The 21-story Promenade apartment complex in Bethesda has been sold for $54 million to a Chicago redeveloper who is expected to convert the buildings to cooperative ownership.
Washington developer Nathan Landow, owner of the 1,072-unit rental complex at Pooks Hill, said that American Invsco, a major converter of rental apartment buildings in large cities, has purchased the two-building complex. The 24-acre site includes a large outdoor pool with three acres of sundecks.
Built in the early 1970s, the Promenade has been fully occupied much of the time. Rents now range from $325 to $725. There are also four penthouse apartments with rents of $1,500 a month.
Landow said the transaction was all cash, with the purchaser taking over an existing $23 million mortgage held by Metropolitan Life Insurance Co.
The price paid for the complex sets a new record here for the sale of a rental complex to a redeveloper.
American Invsco last year converted two of the Grosvenor Park apartment buildings in Bethesda to condominium ownership. The Chicago firm has arranged approximately $30 million in cooperative mortgage loans for prospective purchasers with Washington Federal Savings & Loan Association here.
While tenants in the Promenade had not been notified officially of the sale earlier this week, there had been rumors about the pending transaction for more than six months. After they receive official notification of the sale, the Promenade tenants will have 150 days to organize an association and purchase the building at the same price. If the procedure goes according to similar conversions, it is likely that the new owner will offer current tenants special prices on their own units to avoid a counter purchase of the entire complex.

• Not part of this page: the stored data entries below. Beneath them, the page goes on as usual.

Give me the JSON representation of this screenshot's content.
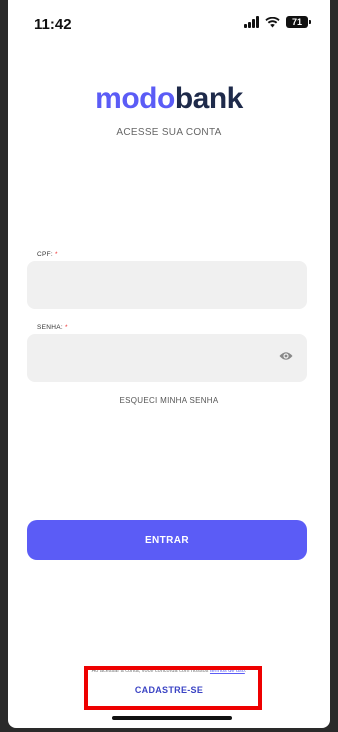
{
  "status_bar": {
    "time": "11:42",
    "battery": "71"
  },
  "logo": {
    "part1": "modo",
    "part2": "bank"
  },
  "subtitle": "ACESSE SUA CONTA",
  "cpf": {
    "label": "CPF:",
    "required": "*",
    "value": ""
  },
  "password": {
    "label": "SENHA:",
    "required": "*",
    "value": ""
  },
  "forgot_password": "ESQUECI MINHA SENHA",
  "submit_label": "ENTRAR",
  "terms": {
    "prefix": "Ao acessar a conta, você concorda com nossos ",
    "link": "termos de uso",
    "suffix": "."
  },
  "signup_label": "CADASTRE-SE",
  "colors": {
    "accent": "#5b5cf6",
    "brand_dark": "#1e2a4a",
    "highlight_border": "#e00000"
  }
}
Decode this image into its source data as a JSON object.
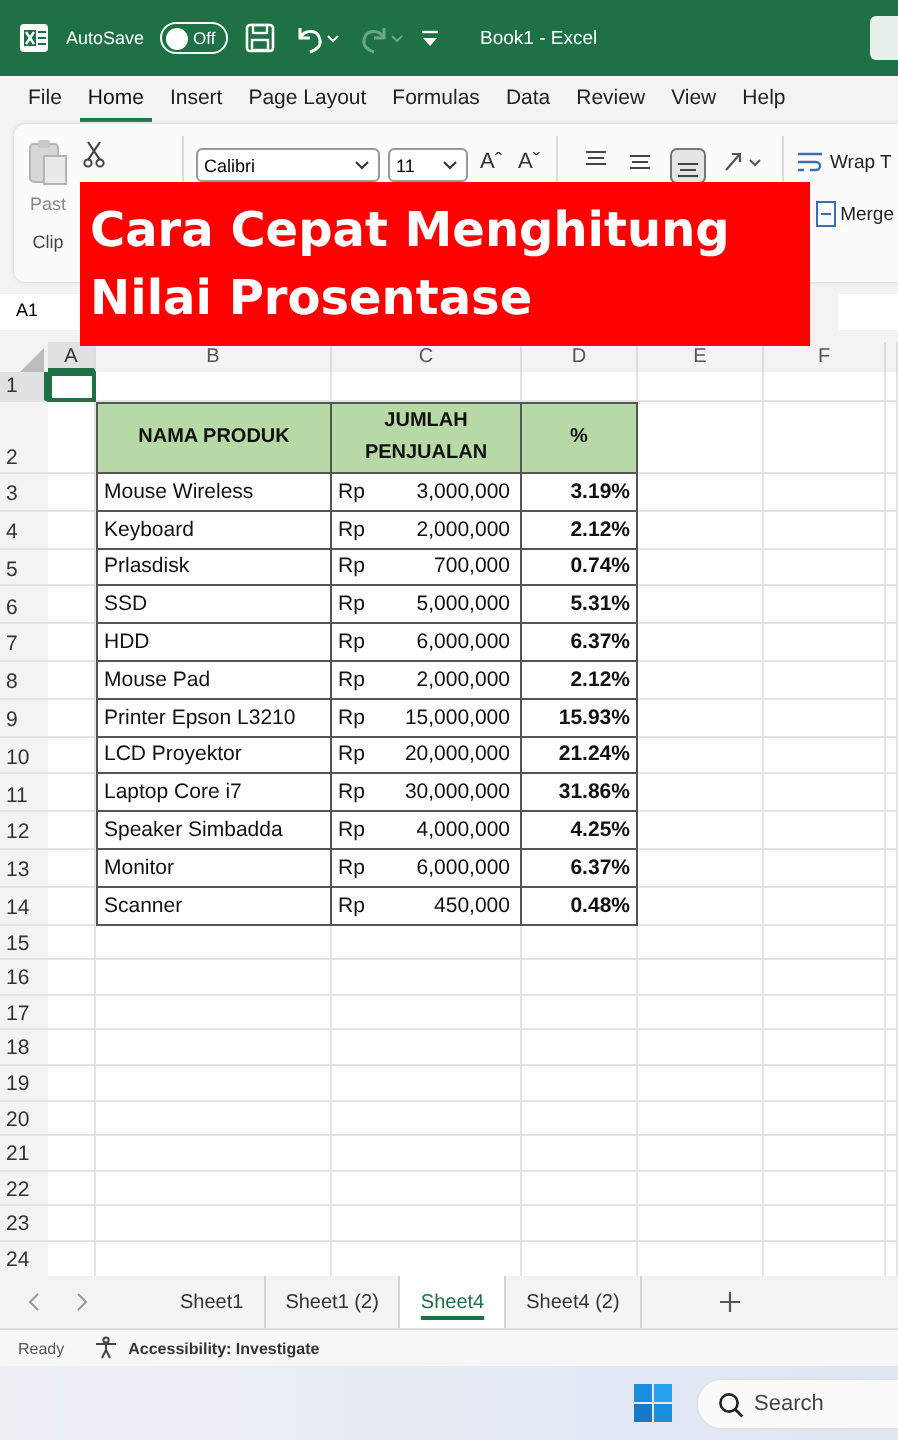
{
  "title_bar": {
    "autosave_label": "AutoSave",
    "autosave": {
      "on": false,
      "label": "Off"
    },
    "document_title": "Book1  -  Excel"
  },
  "menu_tabs": [
    {
      "label": "File",
      "selected": false
    },
    {
      "label": "Home",
      "selected": true
    },
    {
      "label": "Insert",
      "selected": false
    },
    {
      "label": "Page Layout",
      "selected": false
    },
    {
      "label": "Formulas",
      "selected": false
    },
    {
      "label": "Data",
      "selected": false
    },
    {
      "label": "Review",
      "selected": false
    },
    {
      "label": "View",
      "selected": false
    },
    {
      "label": "Help",
      "selected": false
    }
  ],
  "ribbon": {
    "paste_label": "Past",
    "clipboard_label": "Clip",
    "font_name": "Calibri",
    "font_size": "11",
    "font_grow": "Aˆ",
    "font_shrink": "Aˇ",
    "wrap_label": "Wrap T",
    "merge_label": "Merge"
  },
  "banner": {
    "lines": [
      "Cara Cepat Menghitung",
      "Nilai Prosentase"
    ]
  },
  "name_box": "A1",
  "columns": [
    "A",
    "B",
    "C",
    "D",
    "E",
    "F"
  ],
  "row_numbers": [
    "1",
    "2",
    "3",
    "4",
    "5",
    "6",
    "7",
    "8",
    "9",
    "10",
    "11",
    "12",
    "13",
    "14",
    "15",
    "16",
    "17",
    "18",
    "19",
    "20",
    "21",
    "22",
    "23",
    "24"
  ],
  "table_header": {
    "product": "NAMA PRODUK",
    "sales": "JUMLAH PENJUALAN",
    "percent": "%"
  },
  "rows": [
    {
      "product": "Mouse Wireless",
      "currency": "Rp",
      "amount": "3,000,000",
      "percent": "3.19%"
    },
    {
      "product": "Keyboard",
      "currency": "Rp",
      "amount": "2,000,000",
      "percent": "2.12%"
    },
    {
      "product": "Prlasdisk",
      "currency": "Rp",
      "amount": "700,000",
      "percent": "0.74%"
    },
    {
      "product": "SSD",
      "currency": "Rp",
      "amount": "5,000,000",
      "percent": "5.31%"
    },
    {
      "product": "HDD",
      "currency": "Rp",
      "amount": "6,000,000",
      "percent": "6.37%"
    },
    {
      "product": "Mouse Pad",
      "currency": "Rp",
      "amount": "2,000,000",
      "percent": "2.12%"
    },
    {
      "product": "Printer Epson L3210",
      "currency": "Rp",
      "amount": "15,000,000",
      "percent": "15.93%"
    },
    {
      "product": "LCD Proyektor",
      "currency": "Rp",
      "amount": "20,000,000",
      "percent": "21.24%"
    },
    {
      "product": "Laptop Core i7",
      "currency": "Rp",
      "amount": "30,000,000",
      "percent": "31.86%"
    },
    {
      "product": "Speaker Simbadda",
      "currency": "Rp",
      "amount": "4,000,000",
      "percent": "4.25%"
    },
    {
      "product": "Monitor",
      "currency": "Rp",
      "amount": "6,000,000",
      "percent": "6.37%"
    },
    {
      "product": "Scanner",
      "currency": "Rp",
      "amount": "450,000",
      "percent": "0.48%"
    }
  ],
  "sheet_tabs": [
    {
      "label": "Sheet1",
      "selected": false
    },
    {
      "label": "Sheet1 (2)",
      "selected": false
    },
    {
      "label": "Sheet4",
      "selected": true
    },
    {
      "label": "Sheet4 (2)",
      "selected": false
    }
  ],
  "status_bar": {
    "mode": "Ready",
    "accessibility": "Accessibility: Investigate"
  },
  "taskbar": {
    "search_placeholder": "Search"
  }
}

In many conversions here, tenant organizations have dickered with condominium redevelopers to obtain prices lower than those originally offered. Other apartment complexes, including the large McLean Gardens in the District, have been purchased by tenant coalitions, which in turn have acted as the redevelopers of the properties from rental to condo or co-op ownership.

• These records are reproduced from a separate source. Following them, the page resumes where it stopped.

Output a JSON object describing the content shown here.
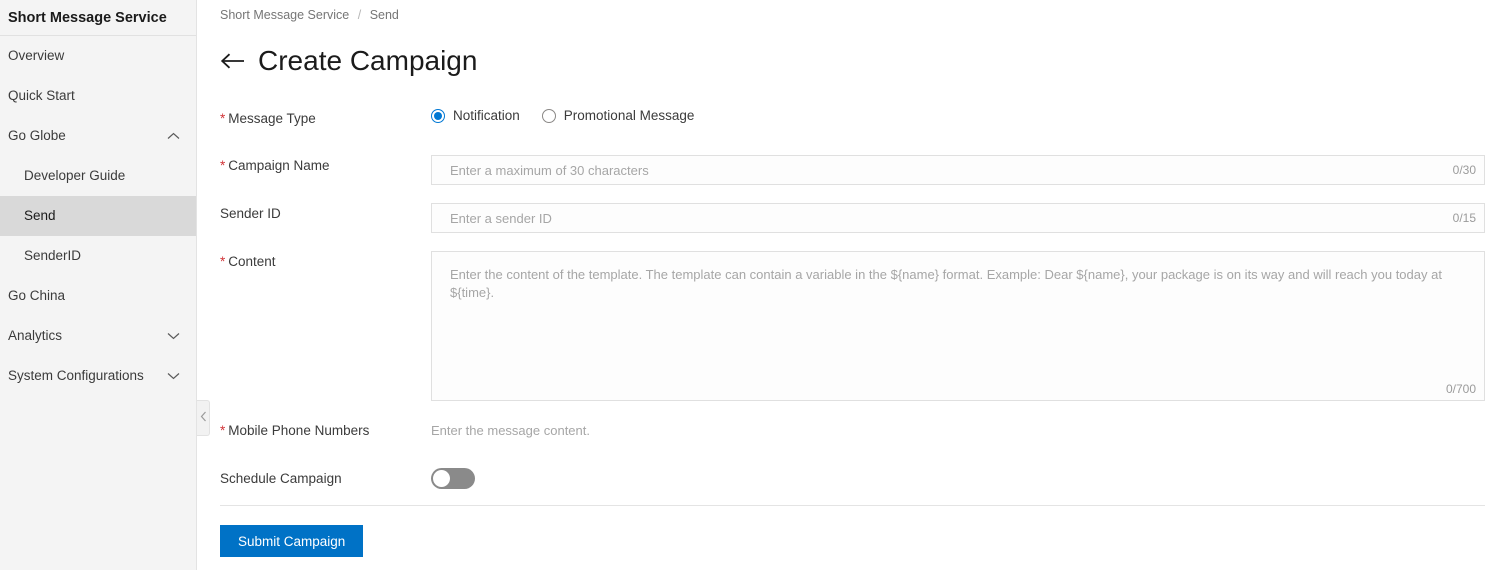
{
  "sidebar": {
    "title": "Short Message Service",
    "items": [
      {
        "label": "Overview",
        "level": 0,
        "chevron": "none",
        "active": false
      },
      {
        "label": "Quick Start",
        "level": 0,
        "chevron": "none",
        "active": false
      },
      {
        "label": "Go Globe",
        "level": 0,
        "chevron": "up",
        "active": false
      },
      {
        "label": "Developer Guide",
        "level": 1,
        "chevron": "none",
        "active": false
      },
      {
        "label": "Send",
        "level": 1,
        "chevron": "none",
        "active": true
      },
      {
        "label": "SenderID",
        "level": 1,
        "chevron": "none",
        "active": false
      },
      {
        "label": "Go China",
        "level": 0,
        "chevron": "none",
        "active": false
      },
      {
        "label": "Analytics",
        "level": 0,
        "chevron": "down",
        "active": false
      },
      {
        "label": "System Configurations",
        "level": 0,
        "chevron": "down",
        "active": false
      }
    ],
    "collapse_handle_icon": "chevron-left-icon"
  },
  "breadcrumb": {
    "root": "Short Message Service",
    "separator": "/",
    "current": "Send"
  },
  "header": {
    "back_icon": "arrow-left-icon",
    "title": "Create Campaign"
  },
  "form": {
    "message_type": {
      "label": "Message Type",
      "required": true,
      "options": [
        {
          "label": "Notification",
          "checked": true
        },
        {
          "label": "Promotional Message",
          "checked": false
        }
      ]
    },
    "campaign_name": {
      "label": "Campaign Name",
      "required": true,
      "value": "",
      "placeholder": "Enter a maximum of 30 characters",
      "counter": "0/30"
    },
    "sender_id": {
      "label": "Sender ID",
      "required": false,
      "value": "",
      "placeholder": "Enter a sender ID",
      "counter": "0/15"
    },
    "content": {
      "label": "Content",
      "required": true,
      "value": "",
      "placeholder": "Enter the content of the template. The template can contain a variable in the ${name} format. Example: Dear ${name}, your package is on its way and will reach you today at ${time}.",
      "counter": "0/700"
    },
    "mobile_phone_numbers": {
      "label": "Mobile Phone Numbers",
      "required": true,
      "helper": "Enter the message content."
    },
    "schedule_campaign": {
      "label": "Schedule Campaign",
      "required": false,
      "enabled": false
    },
    "submit_label": "Submit Campaign"
  },
  "colors": {
    "accent": "#0078d4",
    "submit_button": "#0072c6",
    "required_asterisk": "#d13438",
    "sidebar_bg": "#f4f4f4",
    "sidebar_active_bg": "#d9d9d9",
    "toggle_off": "#8a8a8a"
  }
}
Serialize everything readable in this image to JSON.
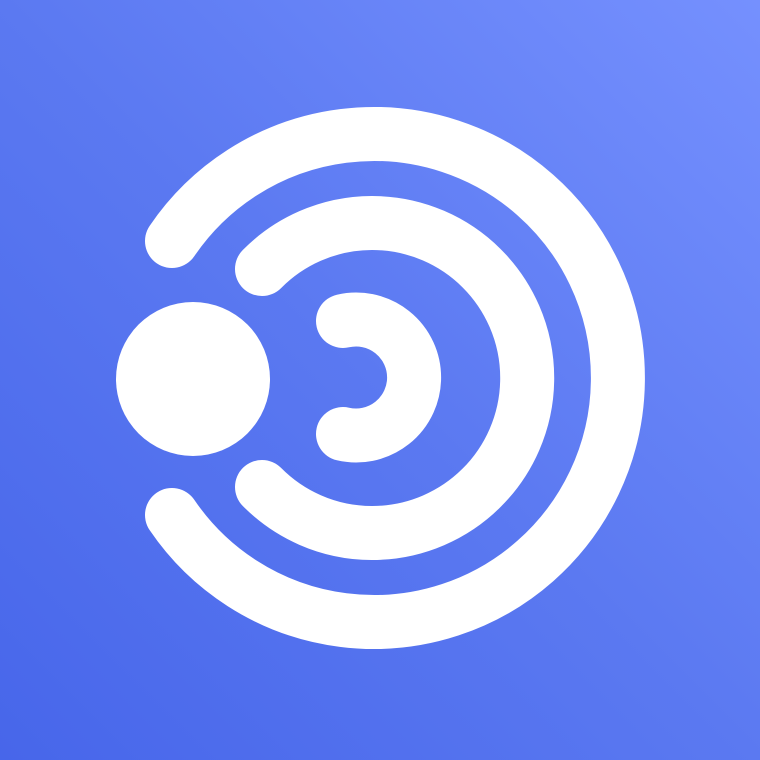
{
  "app_icon": {
    "icon": "signal-broadcast-logo-icon",
    "colors": {
      "background_start": "#4766ea",
      "background_end": "#7590fe",
      "foreground": "#ffffff"
    }
  }
}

In Montgomery County, where a voluntary tenant relocation program has been in effect for some months, legislation is under consideration that would impose a 4 percent transfer tax on condominium conversion sales, with the proceeds to be earmarked for aid in tenant relocations. That tax is being opposed by a coalition headed by the Montgomery County Board of Realtors.
In discussing the reasons for selling a prime rental apartment property at this time, Landow said he had to consider the attractiveness of the purchase offer and the effect of rent-control guidelines on his efforts to keep up with constantly rising costs of maintenance, management and heating and cooling.